Jean-François Delmas (bass-baritone)

Jean-François Delmas (14 April 1861 – 29 September 1933) was a French bass-baritone who created roles in many French operas including Athanaël in Thaïs.

For others of this name, see Delmas (disambiguation).
Jean-François Delmas circa 1908

Delmas was born in Lyon and studied at the Paris Conservatoire winning first prizes for operatic singing.[1] He made his debut in 1886 as Saint-Bris in Les Huguenots at the Paris Opéra.[2] He remained with that company until 1927 and rarely sang outside France. He was known for the power and evenness of his voice with a sonorous quality in the bass range and an extended upper register, which allowed him to sing classic baritone roles such as Iago.[3] Outside France he appeared at the Mariinsky in St Petersburg, the San Carlo in Lisbon, and the Monte Carlo Opera House in Monaco.[1] His recordings for G&T, Pathé, Zonophone, Fonotipia, Odéon, and Opéra-Saphir are highly sought after by collectors.[1]

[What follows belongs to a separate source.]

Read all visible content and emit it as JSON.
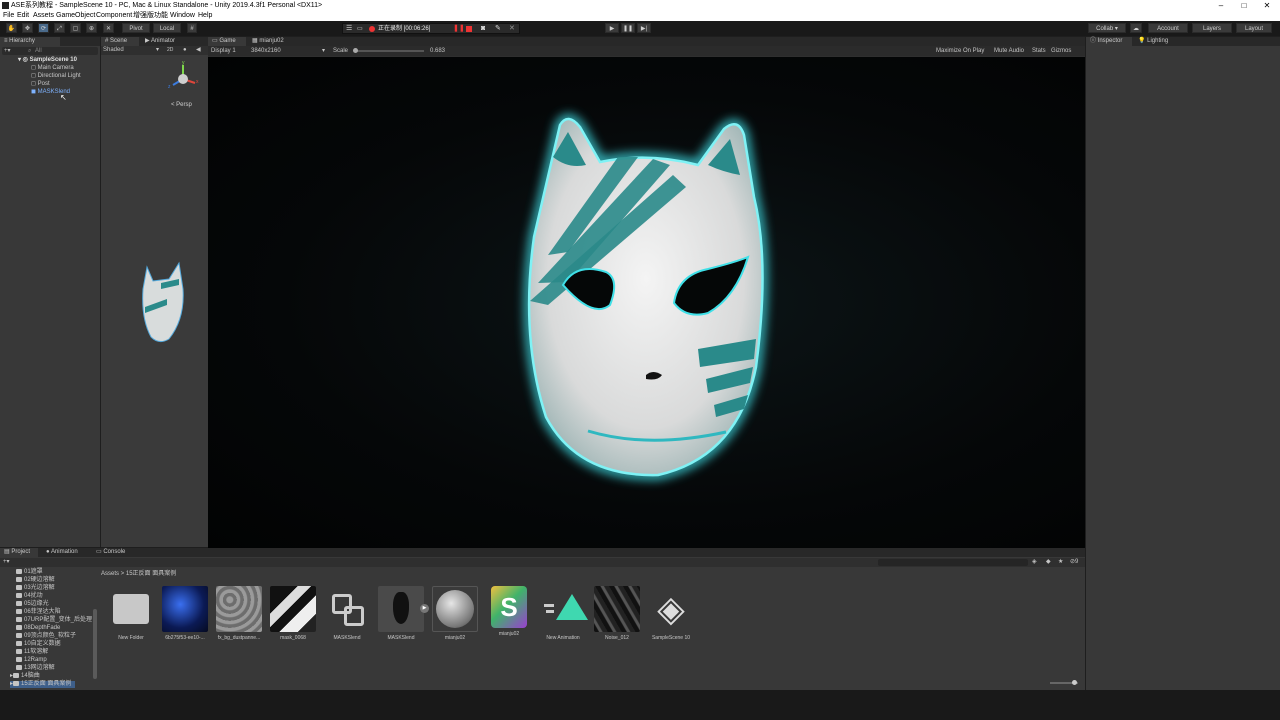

He also created roles in Le Mage (Amrou), Messidor (Mathias), L'etranger (l'Etranger), Ariane (Périthoüs), Monna Vanna (Marco Colonna), Roma (Fabius), and sang in the Paris premiere of Fervaal (Arfagard).

Delmas died in Saint-Alban-de-Montbel (near Chambéry) at the age of 72, and is buried in the Cimetière Saint-Vincent de Montmartre with his wife, the soprano Blanche d'Ervilly (1853–1920).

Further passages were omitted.